Gerald Almy: Looking for shed deer antlers

Gerald Almy

Lace up your hiking boots. It’s time to start searching for shed deer antlers. And while you’re at it, you’ll be getting yourself in shape for the coming turkey season.

Deer in the Shenandoah Valley typically lose their antlers in February and March. For 2015, the antler-drop seems to be right on schedule. Very few bucks have any “headgear” now. In fact, they’ll soon be sprouting the start of next year’s racks.

Searching for cast off deer antlers has become increasingly popular in the Shenandoah Valley. It’s easy to see why. For starters, it’s terrific exercise. You’ll likely walk several miles during a day of shed hunting. The sheer challenge of trying to find these discarded pieces of “bone” is also appealing. Finally, searching for cast-off deer antlers also makes you a better hunter.

Trekking through the woods and fields searching for sheds helps you understand your local deer herd and their travel patterns, unraveling the mysteries of why they use of some parts of the land and neglect others.
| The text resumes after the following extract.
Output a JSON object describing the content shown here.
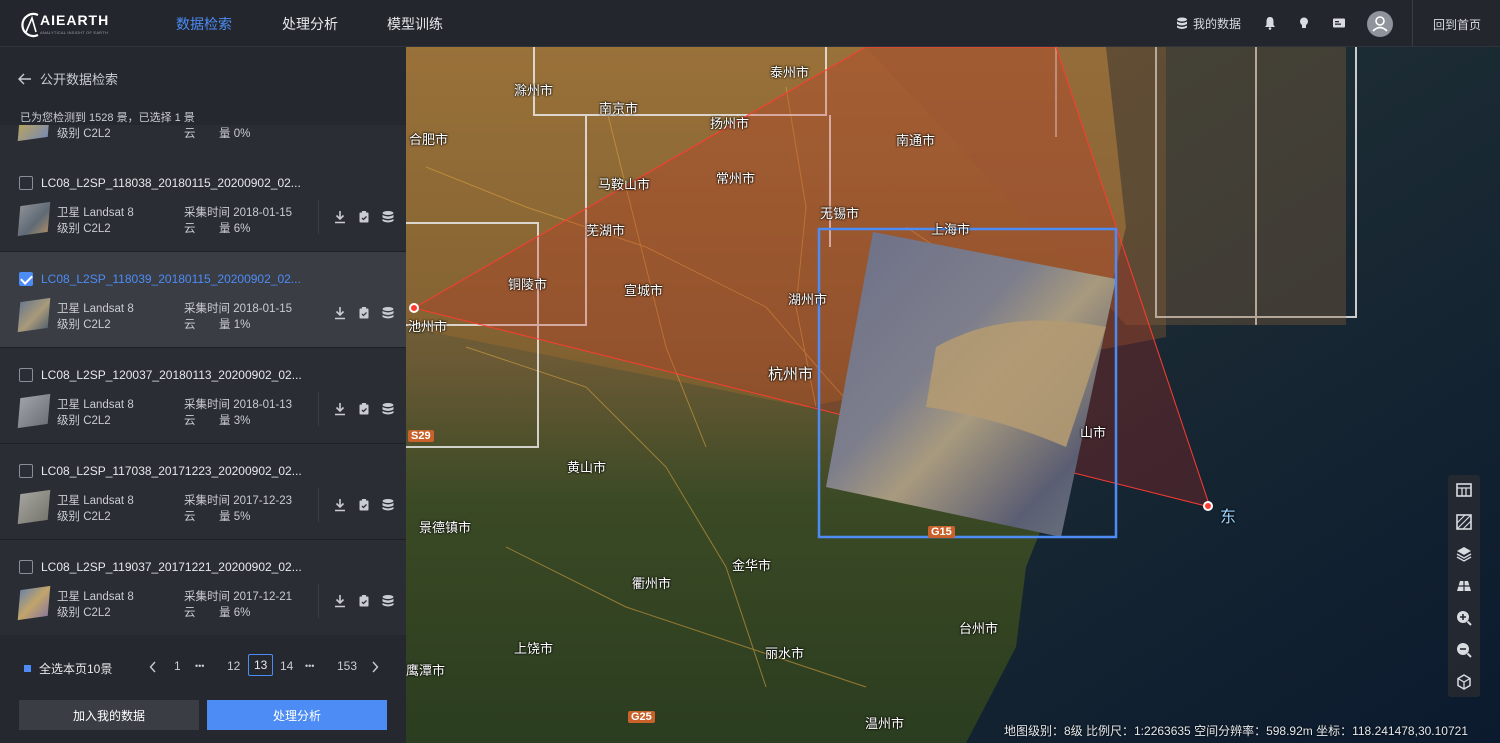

Besides looking for antlers, you should also be scouring the woods for sign such as rubs, scrapes, tracks and droppings. Study the terrain and vegetation for natural travel funnels and take note of prime feeding and bedding areas. Information of this type is crucial for deciding where to hang stands or build blinds for this fall’s hunting season.

Chances are good that when you find a shed, you have found part of the core home range of the deer that dropped it. The thickest, most remote areas are the ones dominant, older bucks will claim.

The only time the buck will not be in the area where the shed was found is during the rut. During that period bucks abandon their home ranges in thick cover to hang out with and breed does in gentler terrain.

To get the most out of shed hunting, keep records of what you find on your forays. Write down the antler’s circumference, beam length and the number of points in a notebook and record its location or mark it on a topographic map so you have the exact spot pinpointed.

If possible, try to determine what part of a buck’s daily routine he was engaged in when the antler fell off. If it’s a thick, remote location away from roads, you may well have found the animal’s bedding area. If it’s on a trail, backtrack to see where the deer came from and where he was likely heading. A buck may vary his travel patterns, but if you find his antlers, you are at least on one key route he uses.

If you find a shed that’s not on a trail or in an obvious bedding area, use the spot where you discovered it as a center point and explore all around in every direction. Work in circles, trying to trace the buck’s movement back to his major bedding area.
Pinpoint key features such as escape routes that lead into dense thickets or steep, rugged areas. These can be good hunting spots for opening day. Also look for funnels such as strips of timber between fields, a brushy stream bottom or a dip in a ridge line.

Try to work methodically in a grid pattern as you walk through the woods so you don’t overlook any habitat. I also suggest doing most of your shed hunting before late April. If you don’t, vegetation will start to green up, hiding the cast-off antlers. Besides, you’ll probably want to be turkey hunting or trout fishing then.

Chipmunks and mice may also eat the sheds if you wait too long, or at least gnaw on them and disfigure them. They’re attracted by the calcium and phosphorous in the antlers.

Good spots to search for sheds include heavy cover near food plots, fields, swamps, conifer stands, brush-choked hollows, saddles in ridges, benches and creek bottoms. I’ve stumbled upon sheds in cover so thick you could barely crawl through it and located others easily in open fields, dropped by deer at night.

To succeed at this sport, the best advice experts give is to simply cover lots of ground and look very carefully, even going back over some of your best areas in case you missed some the first time. If you have a choice, hunt during a light rain or on cloudy days: the antlers show up better then. If you have to hunt during bright, clear weather, keep the sun at your back.

It’s also important to keep your expectations realistic. Don’t expect to find an arm full of antlers. If you pick up two or three on a half-day outing, consider it a successful shed hunting expedition. Once you find your first deer antler, though, chances are you’ll make shed hunting a regular part of your outdoor activities each spring.

Award-winning outdoors writer Gerald Almy is a Maurertown resident.